What’s In The Cards For US Home Prices In 2010?

June 12, 2010

As we approached late 2009, we saw a glimmer of light at the end of the tunnel as home sales accelerated to new highs in more than 2 years. Many assumed that we have hit bottom in home prices with increased activity from home purchasers bidding against each other in auctions from Florida to Nevada, Silicon Valley and New York.

He envisions that home costs may fall another five percent to 10% in 2010 with some extraordinary cases of thirty percent in places like Miami. There’s a tiny likelihood that home costs may recover in 2011 and it’s still too soon to inform. Zandi fears that the many millions of disturbed loans that don’t get modified will pile up and transform into more foreclosures. RealtyTrac guesstimates that 2,000,000 housing units in the United States are in foreclosure or bank owned. There’s a risk that many more may pile on to the inventory. Zandi is forecasting 2.4 million new foreclosures in 2010. He’s expecting that banks will become more assertive in listing more of their properties in the first part of the year. The bank’s actions of junking more properties in the market will cause prices to fall much more.

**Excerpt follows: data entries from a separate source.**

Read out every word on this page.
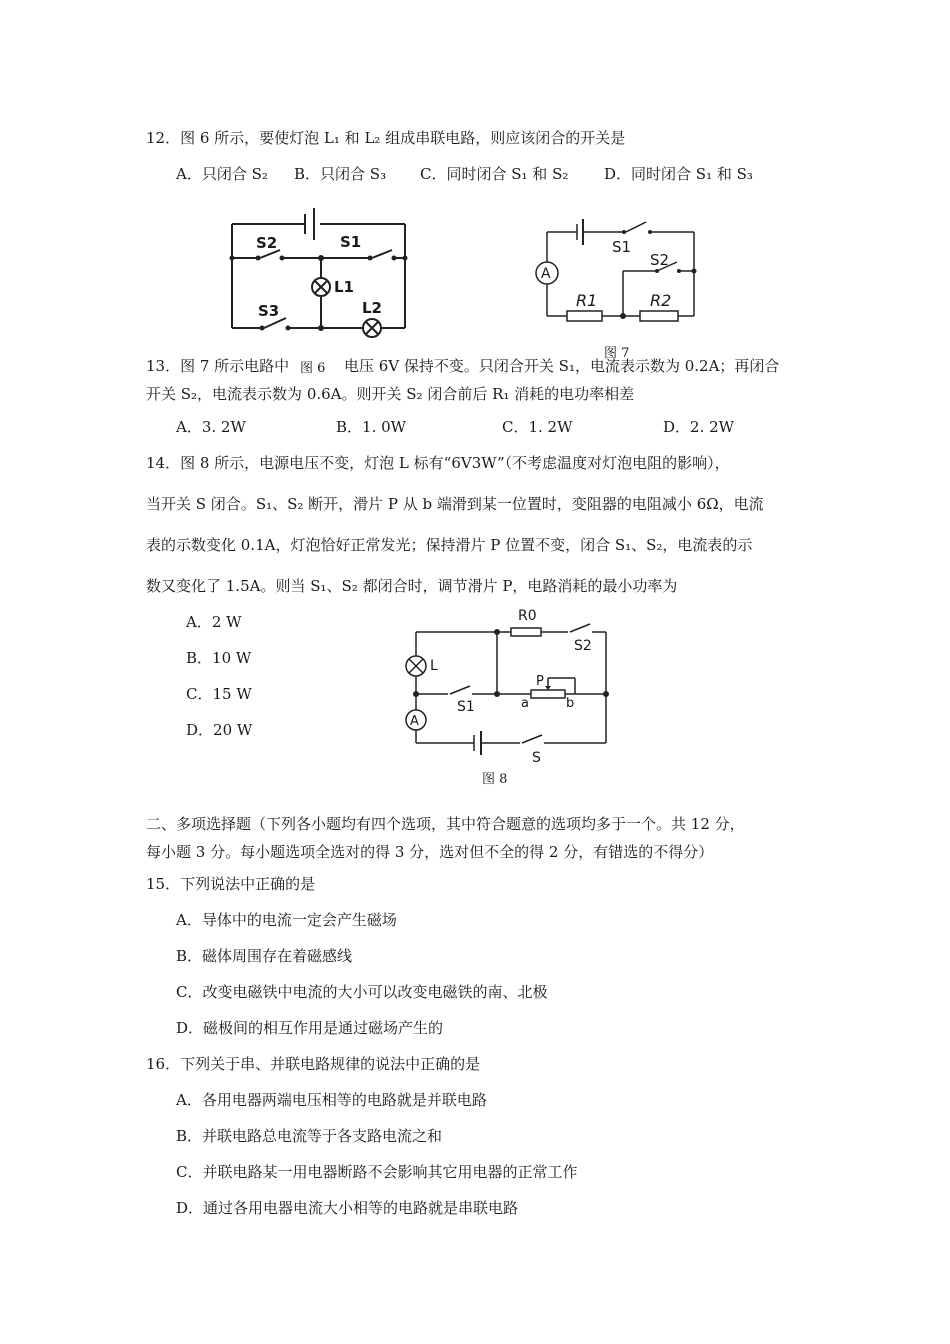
12．图 6 所示，要使灯泡 L₁ 和 L₂ 组成串联电路，则应该闭合的开关是
A．只闭合 S₂ B．只闭合 S₃ C．同时闭合 S₁ 和 S₂ D．同时闭合 S₁ 和 S₃
S2	S1
L1
L2
S3
A
S1
S2
R1	R2
图 7
13．图 7 所示电路中 图 6 电压 6V 保持不变。只闭合开关 S₁，电流表示数为 0.2A；再闭合
开关 S₂，电流表示数为 0.6A。则开关 S₂ 闭合前后 R₁ 消耗的电功率相差
A．3. 2W	B．1. 0W	C．1. 2W	D．2. 2W
14．图 8 所示，电源电压不变，灯泡 L 标有“6V3W”（不考虑温度对灯泡电阻的影响），
当开关 S 闭合。S₁、S₂ 断开，滑片 P 从 b 端滑到某一位置时，变阻器的电阻减小 6Ω，电流
表的示数变化 0.1A，灯泡恰好正常发光；保持滑片 P 位置不变，闭合 S₁、S₂，电流表的示
数又变化了 1.5A。则当 S₁、S₂ 都闭合时，调节滑片 P，电路消耗的最小功率为
A．2 W
B．10 W
C．15 W
D．20 W
R0
S2
L
P
a	b
S1
A
S
图 8
二、多项选择题（下列各小题均有四个选项，其中符合题意的选项均多于一个。共 12 分，
每小题 3 分。每小题选项全选对的得 3 分，选对但不全的得 2 分，有错选的不得分）
15．下列说法中正确的是
A．导体中的电流一定会产生磁场
B．磁体周围存在着磁感线
C．改变电磁铁中电流的大小可以改变电磁铁的南、北极
D．磁极间的相互作用是通过磁场产生的
16．下列关于串、并联电路规律的说法中正确的是
A．各用电器两端电压相等的电路就是并联电路
B．并联电路总电流等于各支路电流之和
C．并联电路某一用电器断路不会影响其它用电器的正常工作
D．通过各用电器电流大小相等的电路就是串联电路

Currently, the property market is not able to stand on its own as it is artificially propped up by the extended first-time-home-buyer tax credit coupled with the government’s expensive purchases of mortgage backed securities (MBS). The U.S government has been purchasing mortgage-backed-securities or the bundling of home loans as of late 2008. The government purchases of these securities have helped to keep mortgage rates low and attractive. Mortgage-backed securities were once popularly sold through Wall Street to world-wide investors betting that U.S. housing will continue to prosper. These investors purchased MBS in hopes of earning a favorable return. This of course is the contrary as we are witnessing today with the demise of U.S. housing causing the market demand for mortgage-backed securities to shrink with no buyers or investors. As a result, the U.S. government stepped in to sustain the purchases of mortgage-backed securities so as to preserve low mortgage rates in an effort to prevent further hurt to U.S. home prices. By March of 2010, the U.S. government would have completed its purchase of a whopping $1.25 trillion worth of mortgage-backed-securities. There is speculation that the government may end its purchases of mortgage-backed-securities by March 2010. This may result in mortgage rates to spike by a full point. This may turn away many homebuyers as it raises the cost of buying a home.

All these concerns were tied into Economy.com’s housing price prediction for 2010 with reference to local figures for income, population, interest rates and foreclosures. Their 2009 projection of a 14.5% reduction were quite realistic and not way off from the reported 13.2%. According to Zandi, the severely hit areas such as Nevada, Florida, Arizona and California will encounter more foreclosures. He indicated Miami was the worst market where the 2009 median home price of $183,530 is anticipated to drop another 33% in 2010.

Zandi indicates the less debatable areas like the Pacific Northwest, New York and Virginia where home costs are pricey compared to rents. The better performing regions are found in the pockets of the Midwest where the rural and energy economies are stronger in places like Dakota, Kansas and Nebraska. Pittsburgh which never had a housing bubble is the sole home market that’s anticipated to climb by 0.41% in 2010.